Alan sonrió. Polly tenía toda la razón.
—Todavía no te lo he contado todo. Cuando he acabado con Buster, he recibido la visita del reverendo Willie…
—¡Chist! —soltó Polly con tal vigor que Atan calló, desconcertado. La mujer miró a su alrededor, se aseguró de que nadie había prestado atención a lo que estaban diciendo y se volvió de nuevo hacia Alan—. A veces me desesperas, Alan. Si no aprendes a ser discreto, podrías perder el cargo en las elecciones de dentro de dos años… y quedarte en la calle con una gran sonrisa de perplejidad en la cara, preguntándote qué ha sucedido. Tienes que andar con cuidado. Si Danforth Keeton es una bomba ambulante, el reverendo es un auténtico misil.
Alan se inclinó sobre la mesa, acercándose más a la mujer, y replicó:
—Reconozco que es un pelmazo santurrón y pomposo, pero tampoco hay para tanto.

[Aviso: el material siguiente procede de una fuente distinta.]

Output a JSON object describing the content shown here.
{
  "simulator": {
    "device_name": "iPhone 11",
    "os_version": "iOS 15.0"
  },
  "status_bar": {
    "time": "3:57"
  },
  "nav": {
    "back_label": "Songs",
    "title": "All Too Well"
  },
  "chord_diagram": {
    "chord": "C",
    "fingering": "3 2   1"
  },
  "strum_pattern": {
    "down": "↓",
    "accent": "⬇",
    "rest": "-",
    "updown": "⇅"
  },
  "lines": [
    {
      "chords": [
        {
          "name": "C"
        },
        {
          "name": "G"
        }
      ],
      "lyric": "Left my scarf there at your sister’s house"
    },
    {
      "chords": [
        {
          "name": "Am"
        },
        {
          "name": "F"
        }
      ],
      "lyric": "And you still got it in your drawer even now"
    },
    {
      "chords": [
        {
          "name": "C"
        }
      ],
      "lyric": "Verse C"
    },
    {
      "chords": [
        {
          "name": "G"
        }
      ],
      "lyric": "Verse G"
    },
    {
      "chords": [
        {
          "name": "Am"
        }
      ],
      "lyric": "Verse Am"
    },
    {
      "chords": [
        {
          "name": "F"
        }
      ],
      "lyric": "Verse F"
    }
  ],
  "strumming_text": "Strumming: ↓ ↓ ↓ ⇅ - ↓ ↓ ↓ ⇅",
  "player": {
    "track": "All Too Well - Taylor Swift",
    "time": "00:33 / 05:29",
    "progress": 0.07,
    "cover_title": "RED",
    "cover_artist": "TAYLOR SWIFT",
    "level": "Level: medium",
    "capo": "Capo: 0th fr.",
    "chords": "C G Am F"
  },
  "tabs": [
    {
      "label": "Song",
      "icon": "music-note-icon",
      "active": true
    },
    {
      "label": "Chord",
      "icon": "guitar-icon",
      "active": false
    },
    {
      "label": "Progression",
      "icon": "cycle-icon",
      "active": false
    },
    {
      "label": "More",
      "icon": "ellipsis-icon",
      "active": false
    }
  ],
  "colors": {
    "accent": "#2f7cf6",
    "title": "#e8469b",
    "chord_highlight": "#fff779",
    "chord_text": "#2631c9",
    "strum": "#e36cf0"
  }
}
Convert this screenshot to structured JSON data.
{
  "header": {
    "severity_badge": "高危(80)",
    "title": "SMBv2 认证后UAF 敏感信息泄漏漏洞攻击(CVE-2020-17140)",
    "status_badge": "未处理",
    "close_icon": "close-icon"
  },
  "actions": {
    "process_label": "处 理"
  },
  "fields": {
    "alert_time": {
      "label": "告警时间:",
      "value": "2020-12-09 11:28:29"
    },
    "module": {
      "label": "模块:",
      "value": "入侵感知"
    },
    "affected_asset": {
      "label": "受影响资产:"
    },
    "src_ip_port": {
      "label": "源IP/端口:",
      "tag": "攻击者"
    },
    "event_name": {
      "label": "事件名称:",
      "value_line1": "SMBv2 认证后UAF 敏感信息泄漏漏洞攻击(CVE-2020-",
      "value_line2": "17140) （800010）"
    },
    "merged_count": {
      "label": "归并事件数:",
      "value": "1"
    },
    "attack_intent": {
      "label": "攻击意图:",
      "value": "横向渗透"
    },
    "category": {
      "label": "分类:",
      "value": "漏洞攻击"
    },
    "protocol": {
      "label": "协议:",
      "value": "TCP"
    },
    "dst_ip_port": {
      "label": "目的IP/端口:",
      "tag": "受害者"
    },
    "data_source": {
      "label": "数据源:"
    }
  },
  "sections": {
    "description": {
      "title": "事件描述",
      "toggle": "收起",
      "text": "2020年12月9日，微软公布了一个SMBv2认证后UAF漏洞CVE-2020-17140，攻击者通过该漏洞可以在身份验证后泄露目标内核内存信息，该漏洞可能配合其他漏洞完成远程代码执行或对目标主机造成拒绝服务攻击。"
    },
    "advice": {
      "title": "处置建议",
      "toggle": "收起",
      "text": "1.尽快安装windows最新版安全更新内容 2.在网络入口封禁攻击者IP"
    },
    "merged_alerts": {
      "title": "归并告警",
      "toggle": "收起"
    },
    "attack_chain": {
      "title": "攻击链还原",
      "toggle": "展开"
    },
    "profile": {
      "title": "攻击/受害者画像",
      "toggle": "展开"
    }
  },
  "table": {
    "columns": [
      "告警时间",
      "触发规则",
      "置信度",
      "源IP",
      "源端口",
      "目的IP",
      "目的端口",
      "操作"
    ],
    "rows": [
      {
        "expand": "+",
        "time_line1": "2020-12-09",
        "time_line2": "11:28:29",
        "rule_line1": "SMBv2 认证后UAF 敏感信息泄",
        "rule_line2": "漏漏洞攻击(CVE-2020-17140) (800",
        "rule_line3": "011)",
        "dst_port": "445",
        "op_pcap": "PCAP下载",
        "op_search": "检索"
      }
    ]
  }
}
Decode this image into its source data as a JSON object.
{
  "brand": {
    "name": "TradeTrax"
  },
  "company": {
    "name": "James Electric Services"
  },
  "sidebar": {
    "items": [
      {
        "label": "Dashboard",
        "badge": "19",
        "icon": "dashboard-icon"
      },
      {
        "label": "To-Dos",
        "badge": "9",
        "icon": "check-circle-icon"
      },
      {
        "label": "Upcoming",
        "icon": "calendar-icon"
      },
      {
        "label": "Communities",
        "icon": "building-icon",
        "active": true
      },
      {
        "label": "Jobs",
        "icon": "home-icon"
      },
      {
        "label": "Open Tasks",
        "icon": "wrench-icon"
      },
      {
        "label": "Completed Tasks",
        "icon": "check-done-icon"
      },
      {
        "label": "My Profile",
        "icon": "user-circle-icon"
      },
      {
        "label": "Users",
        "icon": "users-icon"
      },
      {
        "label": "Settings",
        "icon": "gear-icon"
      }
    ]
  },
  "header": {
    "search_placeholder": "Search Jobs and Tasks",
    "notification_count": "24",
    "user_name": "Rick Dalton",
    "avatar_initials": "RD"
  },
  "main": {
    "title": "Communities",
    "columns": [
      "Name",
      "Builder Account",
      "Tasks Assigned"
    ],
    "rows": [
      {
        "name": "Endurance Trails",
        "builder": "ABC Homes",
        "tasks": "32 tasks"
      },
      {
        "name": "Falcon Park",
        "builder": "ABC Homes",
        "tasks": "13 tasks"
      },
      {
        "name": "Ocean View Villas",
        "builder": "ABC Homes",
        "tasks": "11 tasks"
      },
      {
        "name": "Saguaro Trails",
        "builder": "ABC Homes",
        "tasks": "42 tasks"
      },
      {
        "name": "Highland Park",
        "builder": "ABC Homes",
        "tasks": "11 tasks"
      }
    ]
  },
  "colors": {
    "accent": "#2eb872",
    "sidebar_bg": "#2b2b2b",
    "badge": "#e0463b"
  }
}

—¿De qué se trata? ¿De esa «Noche de Casino»?
El comisario asintió. Polly posó sus manos sobre las de él.
—¡Pobre Alan! Tan tranquilo que parece el pueblo desde fuera, ¿verdad?
—Normalmente lo es.
—¿Cómo ha ido la visita? ¿El reverendo se ha marchado enfurecido?
—Desde luego que sí —respondió Alan—. Era nuestra segunda conversación sobre la legalidad de la «Noche de Casino». Supongo que tendremos varias más hasta que los católicos celebren esa maldita fiesta y podamos dar por zanjado el tema.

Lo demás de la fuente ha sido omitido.